エンデヴァーといえば見た目から熱そうなイメージがあるのだが、隣の少年はその真逆の超絶クールな感じに見える。
きっとお母さんはそんな感じなのかな、とか勝手に思っていた。

「なんかようか?」

奏が顔をずっと見ていたからか、轟は奏に聞く。
奏はいやぁ、綺麗な顔だなぁって。とへにゃりと笑って返す。

「綺麗じゃねぇよ」

ツンっとそっぽ向く彼に、男の子に綺麗はないか、ごめんねなんて謝る奏。

「轟くんかっこいいよ」

言い直したそれに轟は顔を赤くした。
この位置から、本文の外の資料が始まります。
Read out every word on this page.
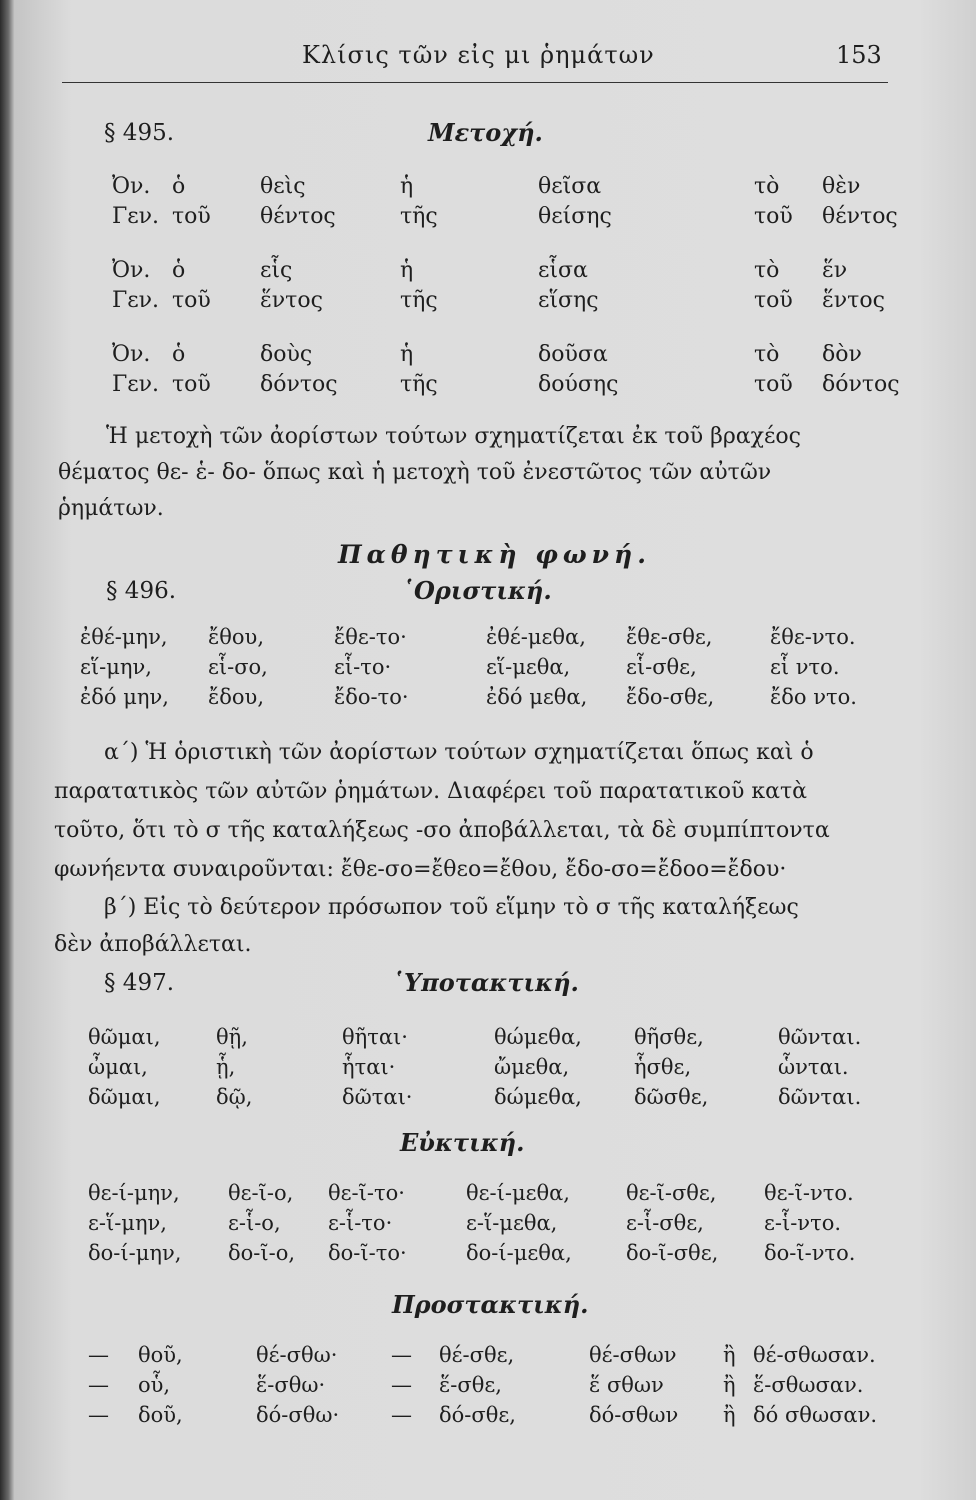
Κλίσις τῶν εἰς μι ῥημάτων	153
§ 495.	Μετοχή.
Ὀν. ὁ	θεὶς	ἡ	θεῖσα	τὸ	θὲν
Γεν. τοῦ	θέντος	τῆς	θείσης	τοῦ	θέντος
Ὀν. ὁ	εἷς	ἡ	εἷσα	τὸ	ἕν
Γεν. τοῦ	ἕντος	τῆς	εἵσης	τοῦ	ἕντος
Ὀν. ὁ	δοὺς	ἡ	δοῦσα	τὸ	δὸν
Γεν. τοῦ	δόντος	τῆς	δούσης	τοῦ	δόντος
Ἡ μετοχὴ τῶν ἀορίστων τούτων σχηματίζεται ἐκ τοῦ βραχέος
θέματος θε- ἑ- δο- ὅπως καὶ ἡ μετοχὴ τοῦ ἐνεστῶτος τῶν αὐτῶν
ῥημάτων.
Παθητικὴ φωνή.
§ 496.	῾Οριστική.
ἐθέ-μην,	ἔθου,	ἔθε-το·	ἐθέ-μεθα,	ἔθε-σθε,	ἔθε-ντο.
εἵ-μην,	εἷ-σο,	εἷ-το·	εἵ-μεθα,	εἷ-σθε,	εἷ ντο.
ἐδό μην,	ἔδου,	ἔδο-το·	ἐδό μεθα,	ἔδο-σθε,	ἔδο ντο.
α΄) Ἡ ὁριστικὴ τῶν ἀορίστων τούτων σχηματίζεται ὅπως καὶ ὁ
παρατατικὸς τῶν αὐτῶν ῥημάτων. Διαφέρει τοῦ παρατατικοῦ κατὰ
τοῦτο, ὅτι τὸ σ τῆς καταλήξεως -σο ἀποβάλλεται, τὰ δὲ συμπίπτοντα
φωνήεντα συναιροῦνται: ἔθε-σο=ἔθεο=ἔθου, ἔδο-σο=ἔδοο=ἔδου·
β΄) Εἰς τὸ δεύτερον πρόσωπον τοῦ εἵμην τὸ σ τῆς καταλήξεως
δὲν ἀποβάλλεται.
§ 497.	῾Υποτακτική.
θῶμαι,	θῇ,	θῆται·	θώμεθα,	θῆσθε,	θῶνται.
ὦμαι,	ᾗ,	ἧται·	ὤμεθα,	ἧσθε,	ὧνται.
δῶμαι,	δῷ,	δῶται·	δώμεθα,	δῶσθε,	δῶνται.
Εὐκτική.
θε-ί-μην,	θε-ῖ-ο,	θε-ῖ-το·	θε-ί-μεθα,	θε-ῖ-σθε,	θε-ῖ-ντο.
ε-ἵ-μην,	ε-ἷ-ο,	ε-ἷ-το·	ε-ἵ-μεθα,	ε-ἷ-σθε,	ε-ἷ-ντο.
δο-ί-μην,	δο-ῖ-ο,	δο-ῖ-το·	δο-ί-μεθα,	δο-ῖ-σθε,	δο-ῖ-ντο.
Προστακτική.
—	θοῦ,	θέ-σθω·	—	θέ-σθε,	θέ-σθων	ἢ θέ-σθωσαν.
—	οὗ,	ἕ-σθω·	—	ἕ-σθε,	ἕ σθων	ἢ ἕ-σθωσαν.
—	δοῦ,	δό-σθω·	—	δό-σθε,	δό-σθων	ἢ δό σθωσαν.
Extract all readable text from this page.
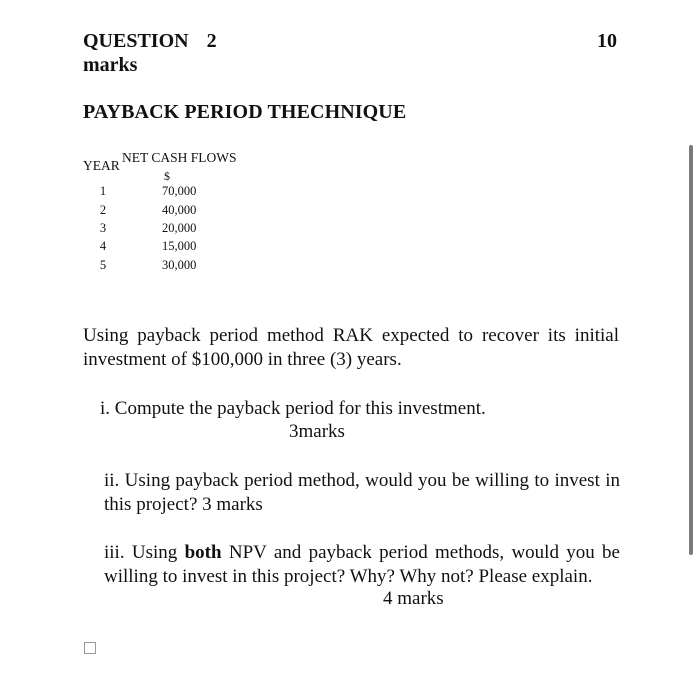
QUESTION 2	10
marks
PAYBACK PERIOD THECHNIQUE
YEAR
NET CASH FLOWS
$
1	70,000
2	40,000
3	20,000
4	15,000
5	30,000
Using payback period method RAK expected to recover its initial investment of $100,000 in three (3) years.
i. Compute the payback period for this investment.
3marks
ii. Using payback period method, would you be willing to invest in this project? 3 marks
iii. Using both NPV and payback period methods, would you be willing to invest in this project? Why? Why not? Please explain.
4 marks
そんなふうに言うとは思わなかったのだろう。

「別に…、普通だろ」

「いま轟くんはクラスの男子を敵にまわしたよ」

「なんでだよ」

「轟くんが普通なら、もう普通の人は道端の石ころレベルだからね」

「他のやつに失礼すぎるだろ…」

「それもそうだね、ごめん」

「俺に謝られても困る」

「だよね」

ははっ、と笑う奏。

「変なヤツ…」


このクラスになって数日で轟は隣の席の少女を変なヤツと認識したのであった。